His unique scholastic pursuit fetched him the State Government's Ugadi Visishta Purasakaram this year, but he is not enthused. He revels in the joy of his biggest success - fixing the chronology of the Satavahana dynasty.

"I fully claim credit for it. A small token - trade licence - with an inscription of the picture and period of Roman king Tiberius on one side and of Satavahana ruler Haku Sri on the other clinched the issue. I could establish the period of Siri Satavahana, Satakarni-I, Simuka and the others thereon," he recalls flashing a grin.

Surprise journey

A post-graduate in Sanskrit and doctorate in history, Dr. Sastry's journey with history came as a surprise even to himself. Though he worked as a headmaster in Jangaon in Warangal district and an eight-year stint at Keshav Memorial High School in Hyderabad, he was chosen as an epigraphist in Archaeology Department. With his passion becoming his profession, he never looked back.

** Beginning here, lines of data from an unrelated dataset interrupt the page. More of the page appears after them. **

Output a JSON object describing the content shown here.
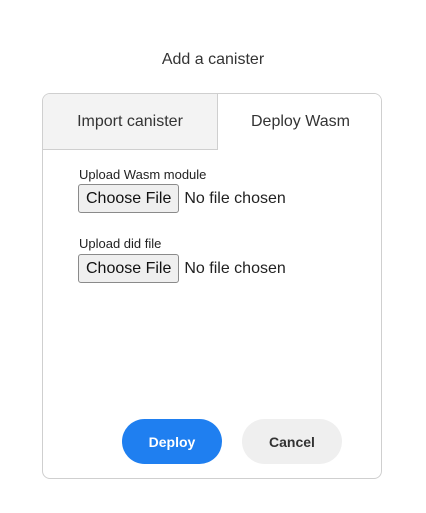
{
  "dialog": {
    "title": "Add a canister"
  },
  "tabs": [
    {
      "label": "Import canister",
      "active": false
    },
    {
      "label": "Deploy Wasm",
      "active": true
    }
  ],
  "fields": {
    "wasm": {
      "label": "Upload Wasm module",
      "button_label": "Choose File",
      "status": "No file chosen"
    },
    "did": {
      "label": "Upload did file",
      "button_label": "Choose File",
      "status": "No file chosen"
    }
  },
  "actions": {
    "deploy_label": "Deploy",
    "cancel_label": "Cancel"
  },
  "colors": {
    "accent": "#1f7ff0",
    "tab_inactive_bg": "#f3f3f3",
    "cancel_bg": "#efefef"
  }
}
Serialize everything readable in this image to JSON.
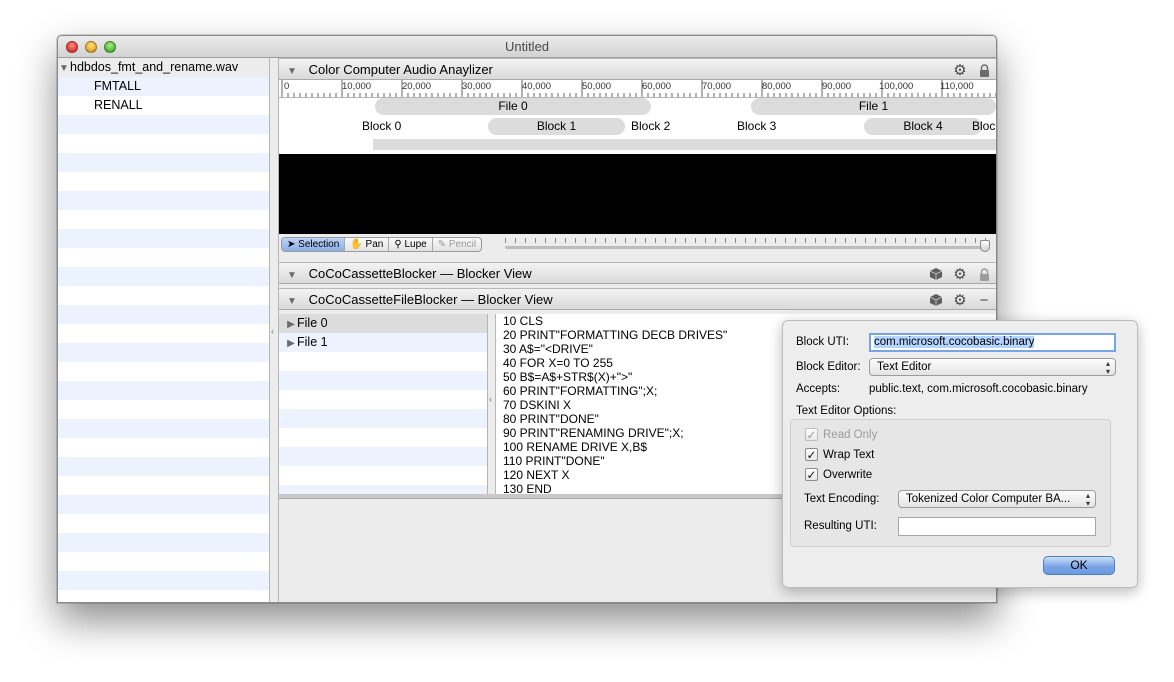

He deciphered many epigraphs, particularly those in Brahmi, Sanskrit, Telugu and Kannada. Until the 12th century AD, Kannada and Telugu had a common script. Dr. Sastry says Telugu and Tamil had evolved from the inscriptions on crystal caskets in which the Buddha's relics were preserved at Bhattiprolu in Guntur district. But Telugu eventually developed into the current form from the Brahmi script.

Prolific output

The boulder with inscriptions of Vishnukundins period at Chaitanyapuri in Hyderabad was one of his discoveries. Dr. Sastry has authored over a dozen books and several research papers on history, epigraphy and literature. He laments the dwindling passion for preserving the proofs of history and suggests a study into ancient social history and lifestyle.